We all take time away. I have three sons. Youngest is an eighth-grader. My middle son is in the 10th grade, and my oldest is a freshman manager at Arizona. Between those three, that's really what I do most of the time. Sometimes it's bizarre. Even when I'm around them, it's still about basketball, because I've got three boys.
B/R: How much feedback do you give your sons when it comes to basketball?
Miller: I let go. I don't say a word. I don't say a word. I don't think there's a coach that's ever coached one of my sons that I've talked to about them. I just want them to have their space. I would go mentally insane trying to coach them. I need a break. There's only so many dribbles you can coach.
B/R: Recently we've seen an increase in college coaches being targeted by NBA teams. Butler's Brad Stevens, Florida's Billy Donovan and Iowa State's Fred Hoiberg all left for the pros. Has something about being a college coach changed in recent years?
Miller: It's a lot harder right now. Think about this: Not long ago, if you had a stellar recruiting class of four or five players, that would stabilize you for four or five seasons. You'd start recruiting younger players knowing that you have a great group for several years. You always seem to be ahead of the game.

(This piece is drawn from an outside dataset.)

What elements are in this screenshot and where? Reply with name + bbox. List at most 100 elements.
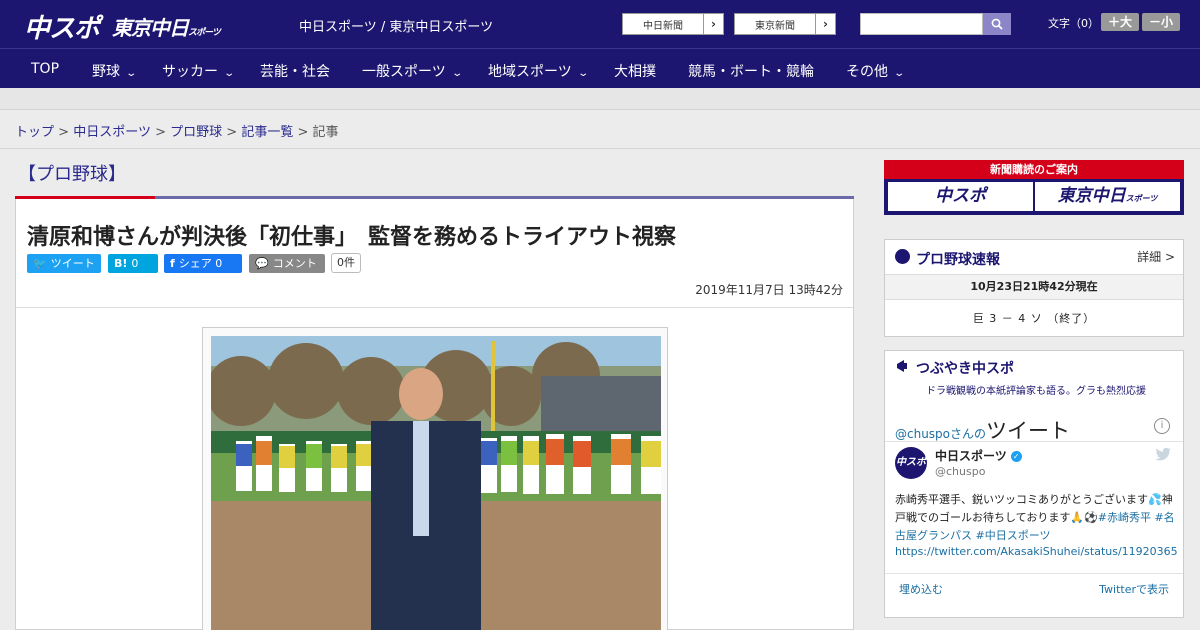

Now, the more successful you are recruiting, the more you have to do it and the more turnover you have. It's nonstop. Until the rosters slow down a little bit, it's going to continue to be difficult. You can't be good every year. You just can't.
B/R: And you also have to "re-recruit" your current players each spring, correct?
Miller: Yes, there are a lot of moving parts. April and May were always the time to recharge as a coach, even as a player. Now April and May are two of our busiest months. They're as hectic as any two months on our calendar.
We have young people looking to leave for the NBA. You have to help them make the right decision. You have transfers going out. You have transfers coming in. You never really clearly know who is going to be on your team until the middle of May.
B/R: Is coaching in the NBA one of your goals?
Miller: I don't have any experience there. I'm focused on getting to the Final Four and doing a good job at Arizona.
B/R: Your Arizona squad lost key players such as Stanley Johnson and T.J. McConnell. Do you foresee a transition year, or will you be in the Final Four hunt?
Miller: We have some hidden depth. We're probably deeper than some people realize. We may not have the marquee player like Aaron Gordon or Stanley Johnson that we've had in the past. Our point guard is going to be different. But I believe in our guys. Our depth is going to be our strength.
B/R: Two of your key players will likely be guys who sat out last season: Boston College transfer Ryan Anderson, a forward, and JUCO transfer Kadeem Allen, a point guard. How are they coming along?
Miller: They practiced with us all season. Both of them will be big parts of our team. I think so.
Kadeem is more than capable. Scoring comes easily for him. Now he's really focused on improving the other parts of his game, getting stronger on defense and learning how to play with other great players.
B/R: Speaking of point guards, your starter from last season (McConnell) didn't get drafted. But there has been a bit of buzz about him in NBA circles. Do you think he has a chance to make a roster?
Miller: He's a shorter version of [the Cavaliers' Matthew] Dellavedova. If you [look at] his last two years statistically, no matter what stat you choose—field-goal percentage, assist-to-turnover ratio, total assists, steals, wins—he's one of the great guards that has played at Arizona. I really believe if he gets with the right team this summer, they'll love him.